12Welgelukzalig is de man, o HEERE! dien Gij tuchtigt, en dien Gij leert uit Uw wet,
12Bienaventurado el hombre á quien tú, JAH, castigares, Y en tu ley lo instruyeres;
13Om hem rust te geven van de kwade dagen; totdat de kuil voor den goddeloze gegraven wordt.
13Para tranquilizarle en los días de aflicción, En tanto que para el impío se cava el hoyo.
14Want de HEERE zal Zijn volk niet begeven, en Hij zal Zijn erve niet verlaten.
14Porque no dejará Jehová su pueblo, Ni desamparará su heredad;
15Want het oordeel zal wederkeren tot de gerechtigheid; en alle oprechten van hart zullen hetzelve navolgen.
15Sino que el juicio será vuelto á justicia, Y en pos de ella irán todos los rectos de corazón.
16Wie zal voor mij staan tegen de boosdoeners?

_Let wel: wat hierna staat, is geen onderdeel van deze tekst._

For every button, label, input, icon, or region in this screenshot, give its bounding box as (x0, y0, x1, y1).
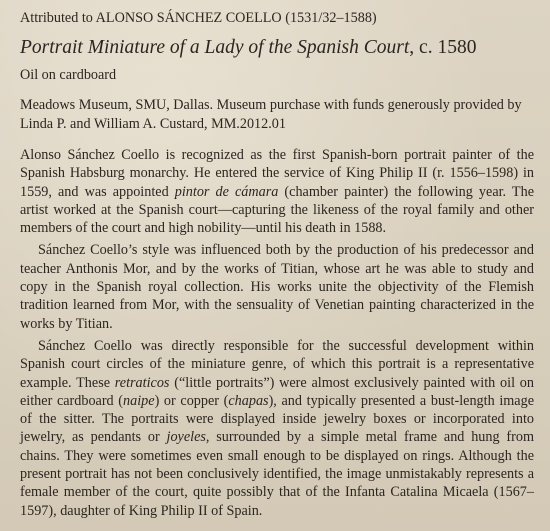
text-segment: (chamber painter) the following year. The artist worked at the Spanish court—capturing the likeness of the royal family and other members of the court and high nobility—until his death in 1588. (20, 183, 534, 237)
paragraph-style: Sánchez Coello’s style was influenced both by the production of his predecessor and teacher Anthonis Mor, and by the works of Titian, whose art he was able to study and copy in the Spanish royal collection. His works unite the objectivity of the Flemish tradition learned from Mor, with the sensuality of Venetian painting characterized in the works by Titian. (20, 242, 534, 332)
credit-line: Meadows Museum, SMU, Dallas. Museum purchase with funds generously provided by Linda P. and William A. Custard, MM.2012.01 (20, 97, 522, 132)
paragraph-biography (20, 146, 534, 237)
italic-term: joyeles (166, 429, 206, 446)
text-segment: (“little portraits”) were almost exclusively painted with oil on either cardboard ( (20, 374, 534, 409)
text-segment: , surrounded by a simple metal frame and hung from chains. They were sometimes even small enough to be displayed on rings. Although the present portrait has not been conclusively identified, the image unmistakably represents a female member of the court, quite possibly that of the Infanta Catalina Micaela (1567–1597), daughter of King Philip II of Spain. (20, 429, 534, 519)
italic-term: chapas (228, 392, 269, 409)
artwork-medium: Oil on cardboard (20, 67, 117, 83)
text-segment: ), and typically presented a bust-length image of the sitter. The portraits were displayed inside jewelry boxes or incorporated into jewelry, as pendants or (20, 392, 534, 446)
italic-term: pintor de cámara (174, 183, 279, 200)
text-segment: ) or copper ( (154, 392, 229, 409)
text-segment: Alonso Sánchez Coello is recognized as the first Spanish-born portrait painter of the Spanish Habsburg monarchy. He entered the service of King Philip II (r. 1556–1598) in 1559, and was appointed (20, 147, 534, 200)
artwork-title: Portrait Miniature of a Lady of the Spanish Court (20, 37, 410, 58)
paragraph-miniatures (20, 337, 534, 520)
artwork-date: , c. 1580 (409, 37, 477, 58)
artwork-title-line (20, 36, 534, 60)
artist-attribution: Attributed to ALONSO SÁNCHEZ COELLO (1531/32–1588) (20, 10, 377, 26)
italic-term: naipe (123, 392, 155, 409)
text-segment: Sánchez Coello was directly responsible for the successful development within Spanish court circles of the miniature genre, of which this portrait is a representative example. These (20, 337, 534, 391)
italic-term: retraticos (114, 374, 170, 391)
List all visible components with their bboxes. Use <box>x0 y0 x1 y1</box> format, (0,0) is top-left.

Wie zal zich voor mij stellen tegen de werkers der ongerechtigheid?
16¿Quién se levantará por mí contra los malignos? ¿Quién estará por mí contra los que obran iniquidad?

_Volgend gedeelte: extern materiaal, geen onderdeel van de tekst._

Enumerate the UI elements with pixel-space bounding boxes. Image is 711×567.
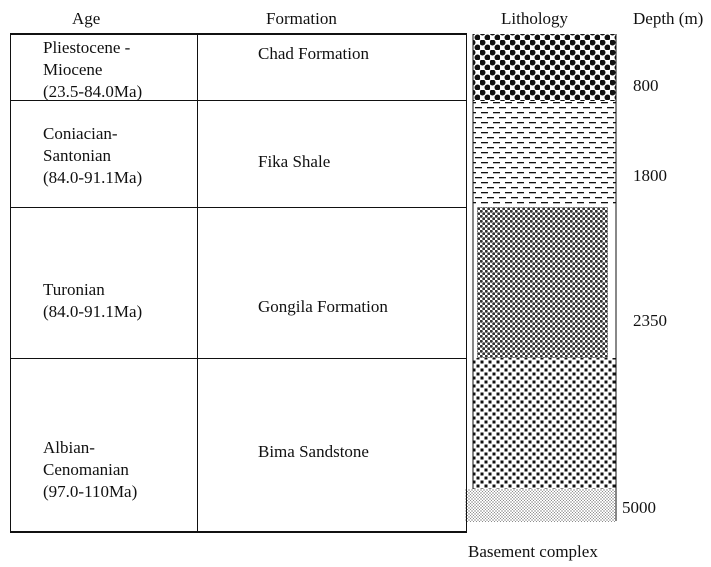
column-divider-left <box>10 33 11 532</box>
header-rule <box>10 33 467 35</box>
formation-cell-4: Bima Sandstone <box>258 442 369 461</box>
depth-value-1: 800 <box>633 76 659 95</box>
lithology-fika-shale <box>473 101 616 207</box>
column-divider-middle <box>197 33 198 532</box>
age-cell-3: Turonian (84.0-91.1Ma) <box>43 280 143 321</box>
formation-cell-2: Fika Shale <box>258 152 331 171</box>
depth-value-3: 2350 <box>633 311 667 330</box>
lithology-chad-formation <box>473 34 616 101</box>
row-divider <box>10 207 467 208</box>
lithology-basement <box>465 489 616 522</box>
header-age: Age <box>72 9 101 28</box>
age-cell-4: Albian- Cenomanian (97.0-110Ma) <box>43 438 138 501</box>
depth-value-4: 5000 <box>622 498 656 517</box>
age-cell-1: Pliestocene - Miocene (23.5-84.0Ma) <box>43 38 143 101</box>
depth-value-2: 1800 <box>633 166 667 185</box>
formation-cell-3: Gongila Formation <box>258 297 388 316</box>
header-lithology: Lithology <box>501 9 569 28</box>
basement-label: Basement complex <box>468 542 598 561</box>
header-formation: Formation <box>266 9 337 28</box>
lithology-bima-sandstone <box>473 358 616 489</box>
header-depth: Depth (m) <box>633 9 704 28</box>
row-divider <box>10 358 467 359</box>
bottom-rule <box>10 531 467 533</box>
age-cell-2: Coniacian- Santonian (84.0-91.1Ma) <box>43 124 143 187</box>
lithology-gongila-formation <box>477 207 608 358</box>
column-divider-right <box>466 33 467 532</box>
formation-cell-1: Chad Formation <box>258 44 369 63</box>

17Ten ware dat de HEERE mij een Hulp geweest ware, mijn ziel had bijna in de stilte gewoond.
17Si no me ayudara Jehová, Presto morara mi alma en el silencio.
18Als ik zeide: Mijn voet wankelt; Uw goedertierenheid, o HEERE! ondersteunde mij.
18Cuando yo decía: Mi pie resbala: Tu misericordia, oh Jehová, me sustentaba.
19Als mijn gedachten binnen in mij vermenigvuldigd werden, hebben Uw vertroostingen mijn ziel verkwikt.
19En la multitud de mis pensamientos dentro de mí, Tus consolaciones alegraban mi alma.
20Zou zich de stoel der schadelijkheden met U vergezelschappen, die moeite verdicht bij inzetting?
20¿Juntaráse contigo el trono de iniquidades, Que forma agravio en el mandamiento?
21Zij rotten zich samen tegen de ziel des rechtvaardigen, en zij verdoemen onschuldig bloed.
21Pónense en corros contra la vida del justo, Y condenan la sangre inocente.
22Doch de HEERE is mij geweest tot een Hoog Vertrek, en mijn God tot een Steenrots mijner toevlucht.
22Mas Jehová me ha sido por refugio; Y mi Dios por roca de mi confianza.
23En Hij zal hun ongerechtigheid op hen doen wederkeren, en Hij zal hen in hun boosheid verdelgen; de HEERE, onze God, zal hen verdelgen.
23Y él hará tornar sobre ellos su iniquidad, Y los destruirá por su propia maldad; Los talará Jehová nuestro Dios.